In case anyone missed it, I was back in the Free Press this week with a long story out of Kramatorsk. It felt really good to be back in the paper. You should be seeing more from me there soon: I have a couple other pieces planned over the next six weeks.
I did want to highlight the work of Base UA, a Ukrainian-led grassroots humanitarian NGO who I featured in that piece. Anton Yaremchuk and his team are well-respected in the region for their work evacuating civilians and providing other support for youth who are most affected by war.
One of their most interesting projects, I think, is their ReBase initiative. What they’re doing is looking to buy cheap houses in safe areas of central Ukraine and giving them to families who need to flee areas under shelling. This is one of those initiatives that’s so perfect in its simplicity, it’s a wonder it isn’t more popular.
You can buy good, solid village houses in Ukraine for only about $5,000, give or take — especially now, with so many people fled and not planning to come back. And the cost of putting a displaced family up in shelter housing for even just a year is almost always much higher than that. So it just makes obvious sense: you can find a family a safe permanent home, while also stabilizing and enriching a village community.
Anton sent me a video they made, to tell the story of the family they’re working with to find a home now. You can watch it here:
Anyway, if you’re so inclined to help a worthy initiative in Ukraine, please consider this one. The donation page on the Base UA website isn’t loading properly right now (I’m told they’re getting it fixed), but in the meantime, if you wish to donate, you can do so via PayPal at donate@baseua.org, or drop me a line and I can figure out another way to help facilitate a money transfer.
One last note: this week marks the one year anniversary of when I took my sabbatical, and came to Ukraine. As you likely gathered, I’m not coming back this week. I’ll have a bit of an update in this newsletter next week on my plans for the winter, and beyond.
In September, I wrote about Emmeline, the calico mama who gave birth in a cabinet of the Road to Relief house. I come bearing a happy update.
Thanks to UAnimals, who do amazing work rescuing animals from front-line regions, the kittens all found good homes. (Just in time, from what the volunteer taking care of Emmeline told us — she was, apparently, tired of being a milk bar, and quite ready for the kids to move out.)
And Emmeline? Feeling some sort of bond, or perhaps responsibility for her little life, I’d been trying to figure out a way to keep her with me, but my apartment here doesn’t allow pets. Then last month, my friend Nicholas, who was also there when she birthed the kittens, came back to Ukraine and let me know he’d decided to take her until I am ready — and if I never am, then she will still have a home with him.

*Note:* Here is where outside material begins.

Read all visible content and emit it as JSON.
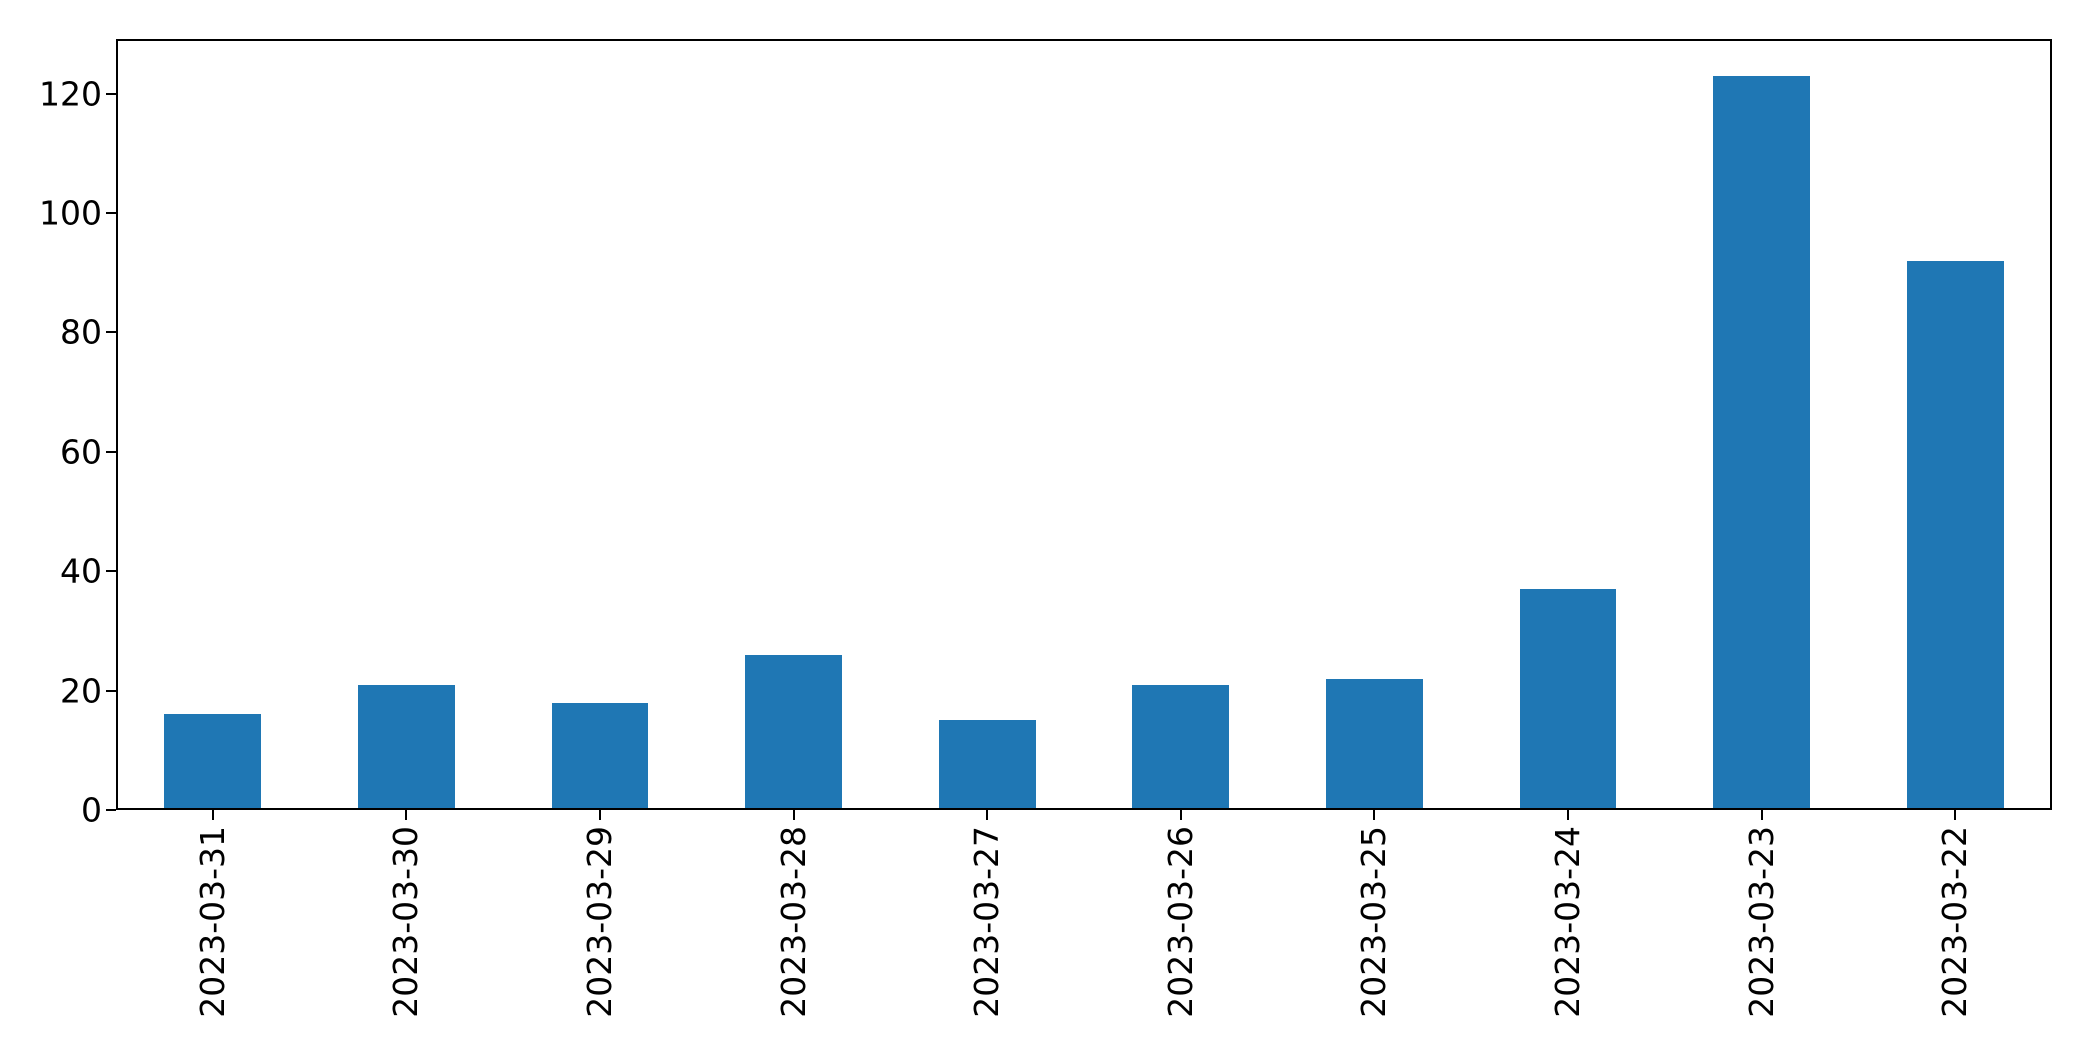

A few days later, Emmeline was curled up cozy in his Kyiv apartment. We weren’t sure how she’d take to being a housecat, but turns out, she was beyond ready to retire from street life: she’s been happily availing herself of windowsills, warm beds, and plenty of time for self-care, as pictured above.
It’s still not entirely clear where she’ll end up. I hope to take her and maybe bring her back to Canada someday. We’ll figure it out. For now, she’s got her pet passport, and she’s safe and warm and loved. She’ll be okay.
In the scope of things — even considering the tragedy of how I first met Emmeline — it does seem like a small thing, even silly, to put so much work into taking care of one cat. But that’s how it always goes. You can’t fix the world. You can’t make the hurting places better. But sometimes, you can make the world a happy place for just one little being. That has to be worth something. It just has to be.